Finally, as part of the third aim, this study tested the effect of false familiarity in participants’ evaluations with equations that appeared familiar, but were not. In these cases, a false result may be difficult to reject because the equation is similar to a true equation but with a different operation. For example, in a cross-operation confusion condition (Krueger & Hallford, 1984) people find it difficult to reject such equations as 7 + 1 = 6 for which the answer would be true if the same pair of numbers would appear under subtraction (Ashcraft & Battaglia, 1978), and 3 ÷ 3 = 9, for which the answer would be true with multiplication (Winkelman & Schmidt, 1974). Similar research has shown that participants tend to think that 16 ÷ 32 = 2 is correct (Bell et al., 1981). Additionally, Stazyk and colleagues (1982) reported slower response times and increased error rates in confusing problems such as 7 × 4 = 21 or 7 × 4 = 35, than in non-confusing problems (e.g., 7 × 4 = 18), in which confusion problems were characterized as those with answers adjacent or near the correct answer in the multiplication table, that is answers differing ± 1 in one of the operands. Both confusion effects stemmed from relatedness among the numbers in the memory representation of multiplication facts. To test for the effect of false familiarity, the current study included a category of items in which the missing numbers were unit fractions. These equations falsified participants’ intuitions about the size of the results of multiplication and division with the missing number. For example, in the equation 7 ÷_ = 42, the missing number is 1/6 and this makes it seem familiar to 7 × _ = 42 (where the missing number is 6), which appears in the multiplication table.

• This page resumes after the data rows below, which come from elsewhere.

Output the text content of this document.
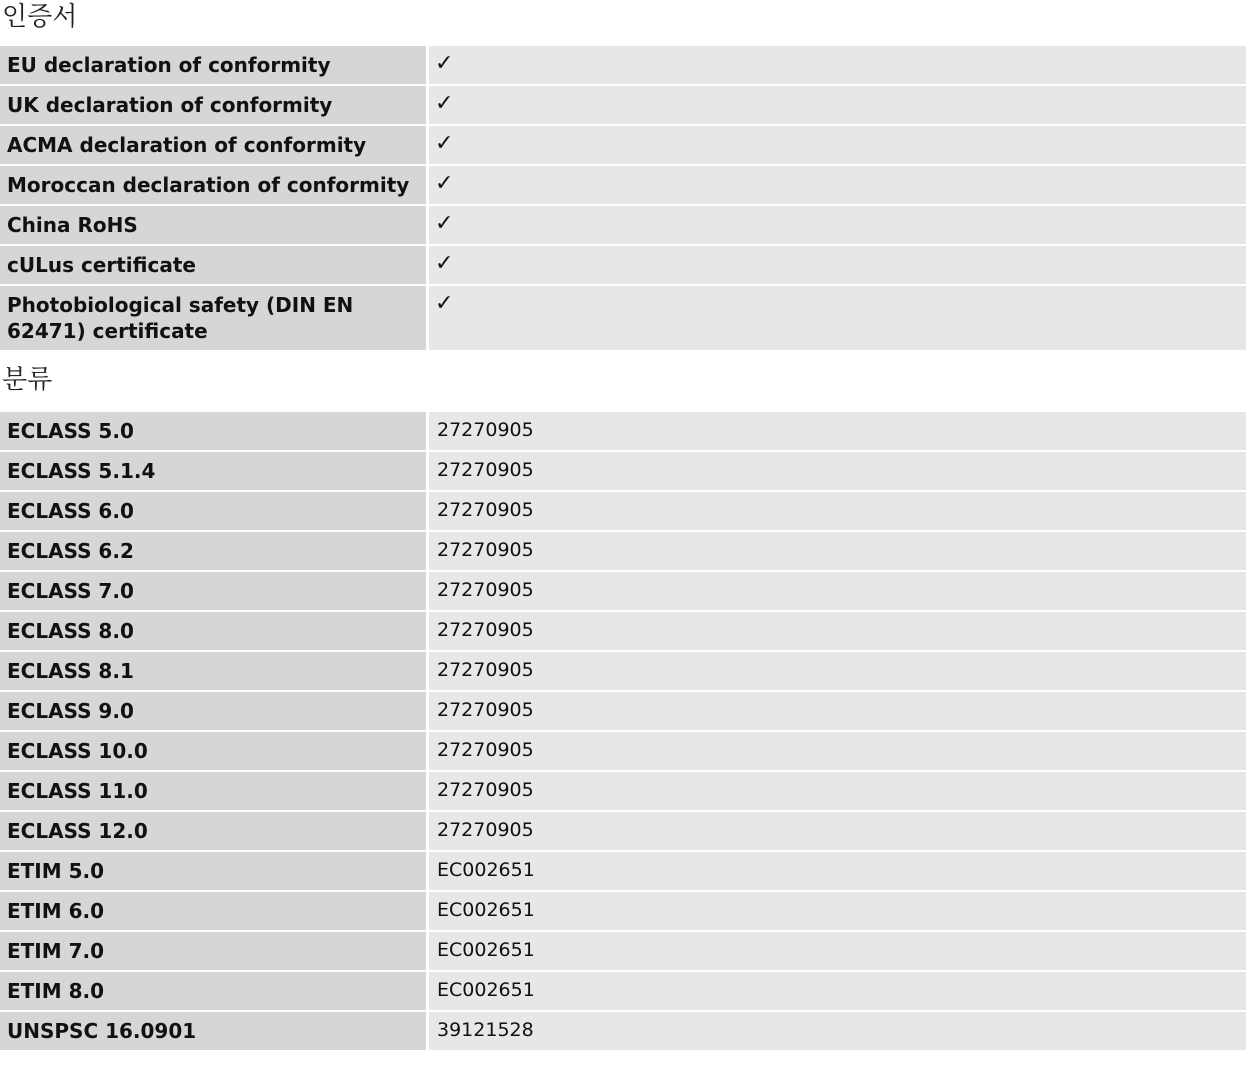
인증서
EU declaration of conformity	✓
UK declaration of conformity	✓
ACMA declaration of conformity	✓
Moroccan declaration of conformity	✓
China RoHS	✓
cULus certificate	✓
Photobiological safety (DIN EN 62471) certificate	✓
분류
ECLASS 5.0	27270905
ECLASS 5.1.4	27270905
ECLASS 6.0	27270905
ECLASS 6.2	27270905
ECLASS 7.0	27270905
ECLASS 8.0	27270905
ECLASS 8.1	27270905
ECLASS 9.0	27270905
ECLASS 10.0	27270905
ECLASS 11.0	27270905
ECLASS 12.0	27270905
ETIM 5.0	EC002651
ETIM 6.0	EC002651
ETIM 7.0	EC002651
ETIM 8.0	EC002651
UNSPSC 16.0901	39121528
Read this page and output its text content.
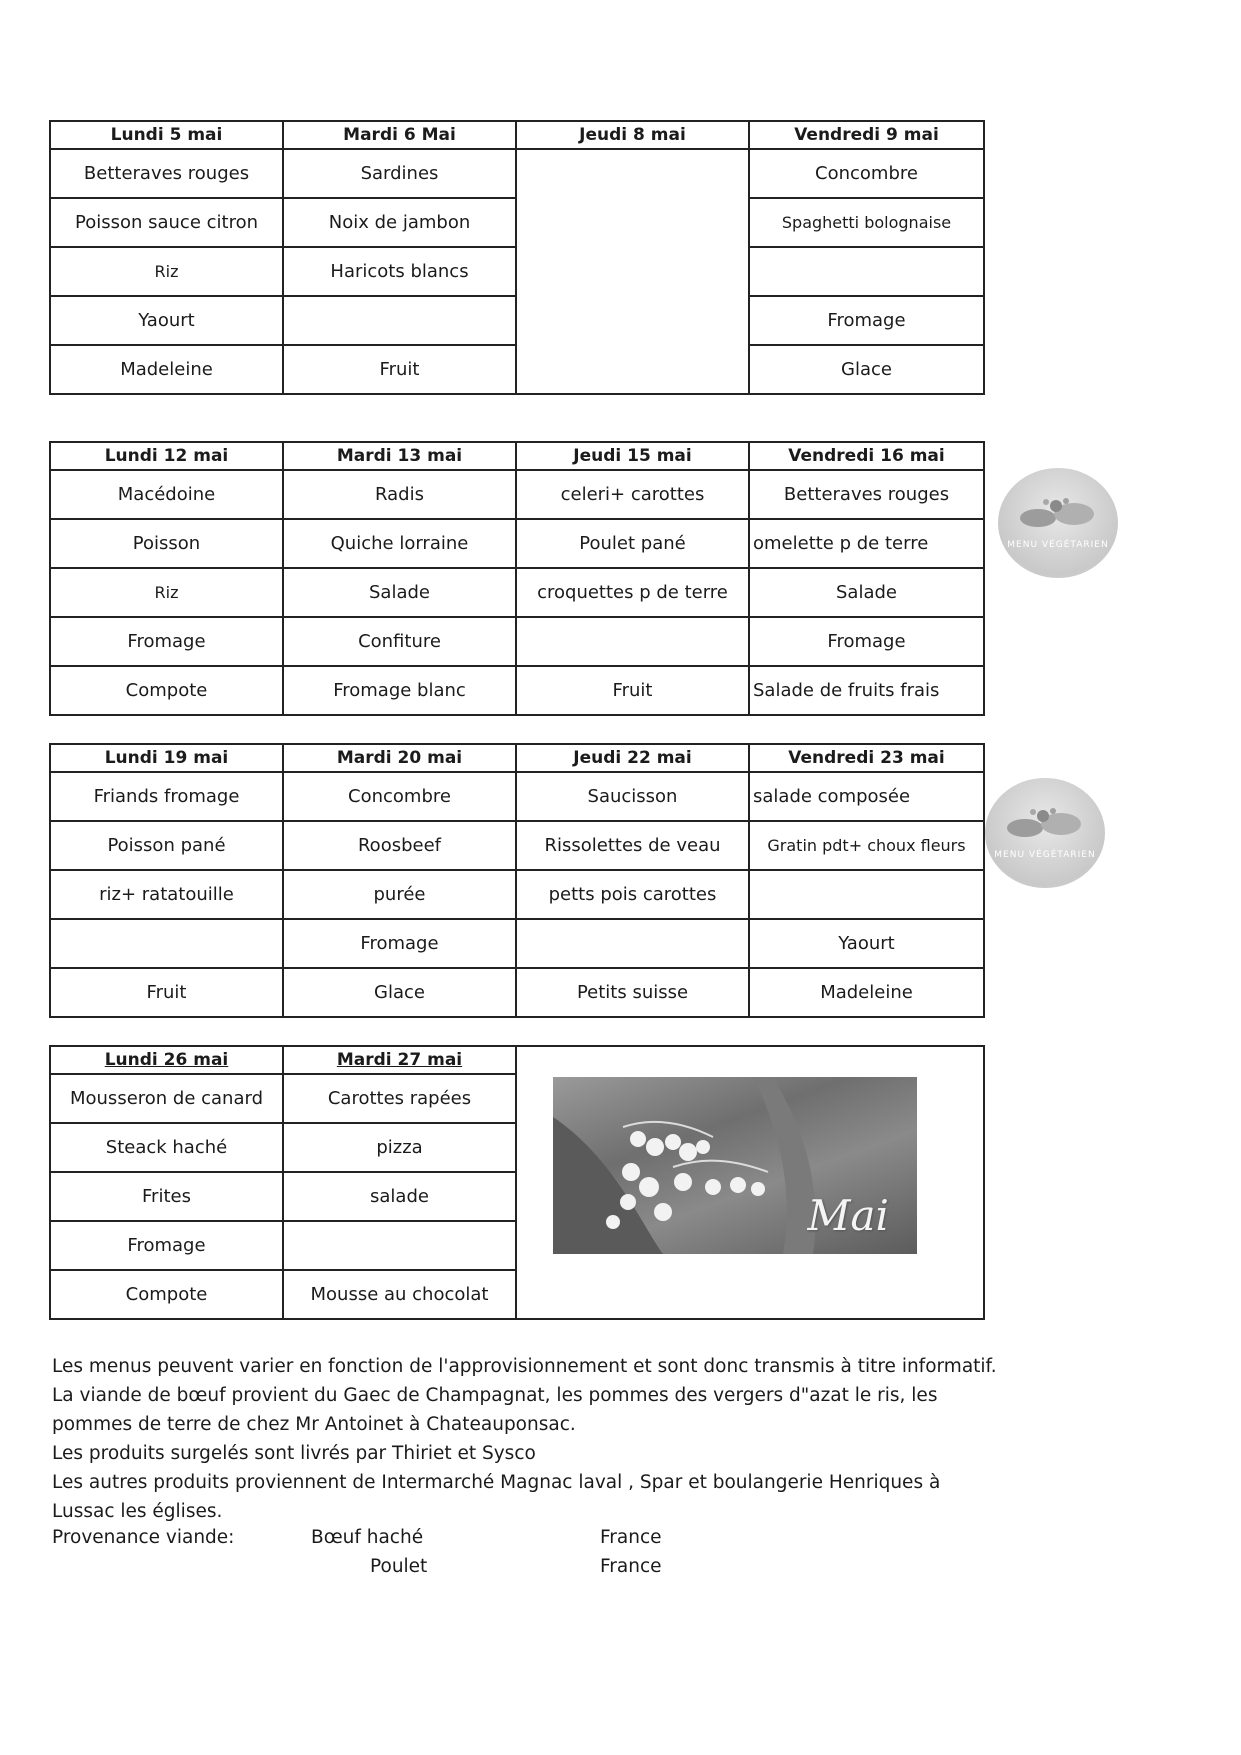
Lundi 5 mai	Mardi 6 Mai	Jeudi 8 mai	Vendredi 9 mai
Betteraves rouges	Sardines		Concombre
Poisson sauce citron	Noix de jambon		Spaghetti bolognaise
Riz	Haricots blancs		
Yaourt			Fromage
Madeleine	Fruit		Glace
Lundi 12 mai	Mardi 13 mai	Jeudi 15 mai	Vendredi 16 mai
Macédoine	Radis	celeri+ carottes	Betteraves rouges
Poisson	Quiche lorraine	Poulet pané	omelette p de terre
Riz	Salade	croquettes p de terre	Salade
Fromage	Confiture		Fromage
Compote	Fromage blanc	Fruit	Salade de fruits frais
Lundi 19 mai	Mardi 20 mai	Jeudi 22 mai	Vendredi 23 mai
Friands fromage	Concombre	Saucisson	salade composée
Poisson pané	Roosbeef	Rissolettes de veau	Gratin pdt+ choux fleurs
riz+ ratatouille	purée	petts pois carottes	
	Fromage		Yaourt
Fruit	Glace	Petits suisse	Madeleine
Lundi 26 mai	Mardi 27 mai	
Mousseron de canard	Carottes rapées	
Steack haché	pizza	
Frites	salade	
Fromage		
Compote	Mousse au chocolat	
MENU VÉGÉTARIEN
MENU VÉGÉTARIEN
Mai

Les menus peuvent varier en fonction de l'approvisionnement et sont donc transmis à titre informatif.

La viande de bœuf provient du Gaec de Champagnat, les pommes des vergers d"azat le ris, les pommes de terre de chez Mr Antoinet à Chateauponsac.

Les produits surgelés sont livrés par Thiriet et Sysco

Les autres produits proviennent de Intermarché Magnac laval , Spar et boulangerie Henriques à Lussac les églises.

Provenance viande:	Bœuf haché	France
Poulet	France
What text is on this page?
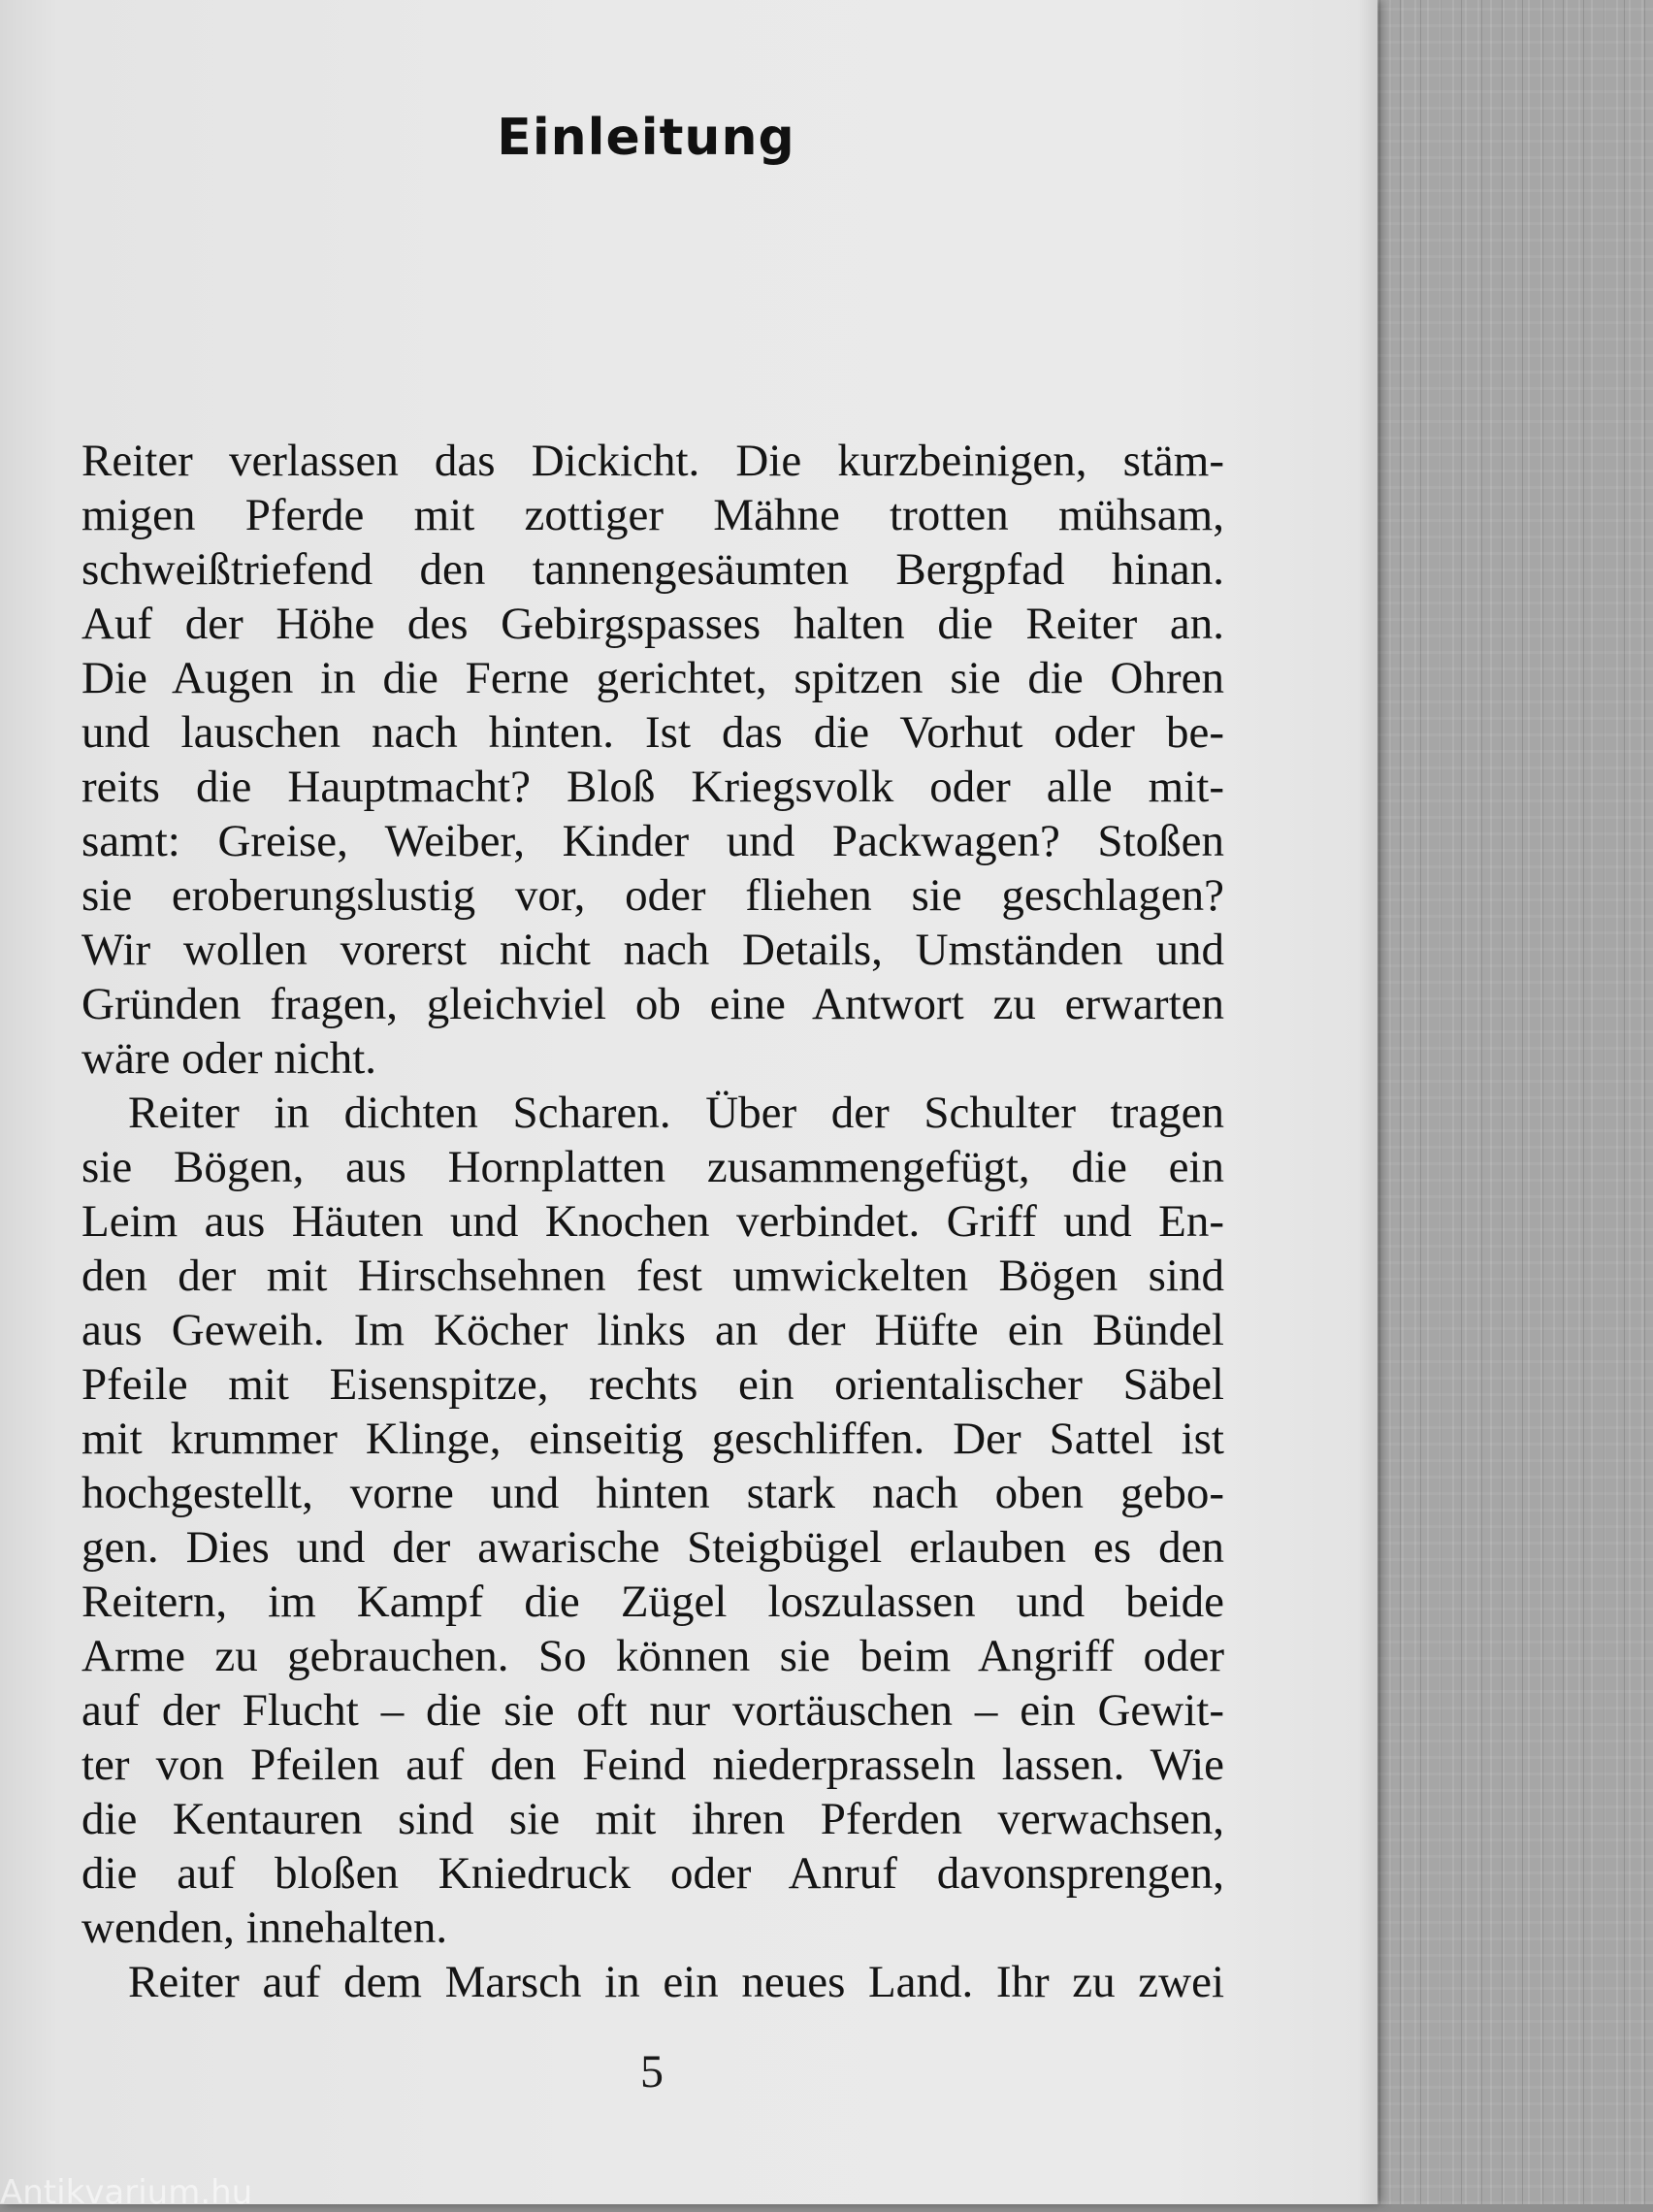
Einleitung
Reiter verlassen das Dickicht. Die kurzbeinigen, stäm-
migen Pferde mit zottiger Mähne trotten mühsam,
schweißtriefend den tannengesäumten Bergpfad hinan.
Auf der Höhe des Gebirgspasses halten die Reiter an.
Die Augen in die Ferne gerichtet, spitzen sie die Ohren
und lauschen nach hinten. Ist das die Vorhut oder be-
reits die Hauptmacht? Bloß Kriegsvolk oder alle mit-
samt: Greise, Weiber, Kinder und Packwagen? Stoßen
sie eroberungslustig vor, oder fliehen sie geschlagen?
Wir wollen vorerst nicht nach Details, Umständen und
Gründen fragen, gleichviel ob eine Antwort zu erwarten
wäre oder nicht.
Reiter in dichten Scharen. Über der Schulter tragen
sie Bögen, aus Hornplatten zusammengefügt, die ein
Leim aus Häuten und Knochen verbindet. Griff und En-
den der mit Hirschsehnen fest umwickelten Bögen sind
aus Geweih. Im Köcher links an der Hüfte ein Bündel
Pfeile mit Eisenspitze, rechts ein orientalischer Säbel
mit krummer Klinge, einseitig geschliffen. Der Sattel ist
hochgestellt, vorne und hinten stark nach oben gebo-
gen. Dies und der awarische Steigbügel erlauben es den
Reitern, im Kampf die Zügel loszulassen und beide
Arme zu gebrauchen. So können sie beim Angriff oder
auf der Flucht – die sie oft nur vortäuschen – ein Gewit-
ter von Pfeilen auf den Feind niederprasseln lassen. Wie
die Kentauren sind sie mit ihren Pferden verwachsen,
die auf bloßen Kniedruck oder Anruf davonsprengen,
wenden, innehalten.
Reiter auf dem Marsch in ein neues Land. Ihr zu zwei
5
Antikvarium.hu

In sum, the current study examined accuracy and reaction time for evaluations about arithmetic equations with missing operands. Items were in-line with or violated participants’ intuitions about the size of the results of the given operations (operation-congruent/incongruent items) and also about whether only natural numbers could be substituted for the missing number symbols (number-congruent/incongruent items). Also, differences in the effect of each aspect of the NNB were tested by comparing participants’ performance across three groups of items that were designed with the above characteristics: The Group of Small numbers, the Group of Decimal Numbers, and the Group of Large Numbers. In order to account for the effect of false familiarity, participants’ performance was examined with number-incongruent and operation-incongruent items in which the missing number was a unit fraction.

## Method [TOP]

### Sample [TOP]

Seventy-seven college participants participated in this experiment. The participants were mostly first year bachelor students of Educational Sciences, or were graduate students in Education or Art. Participants’ age ranged from 18 to 29 years (M = 19.16 years), and 64 defined themselves as female. The students participated in the experiment as a prerequisite for taking the exams in one of their main courses.

### Stimuli [TOP]

There were 108 stimuli, consisting of 72 experimental and 36 distractor items. Each item consisted of a multiplication or division equation with a given number and a missing number (e.g., 3 ×_ = 12). Missing number symbols were used instead of literal symbols (e.g., x) to discourage participants from applying a general insight about the solvability of linear equations, such as the general solution of x=b/a for any equation of the form a × x = b, a ≠ 0. Using missing number symbols may discourage participants from using this strategy of equation solving. For each item, participants were asked to evaluate whether it is possible for the equation to be true or not, i.e., whether it would be possible to find a missing number that would provide the given result, without the need to actually find the missing number.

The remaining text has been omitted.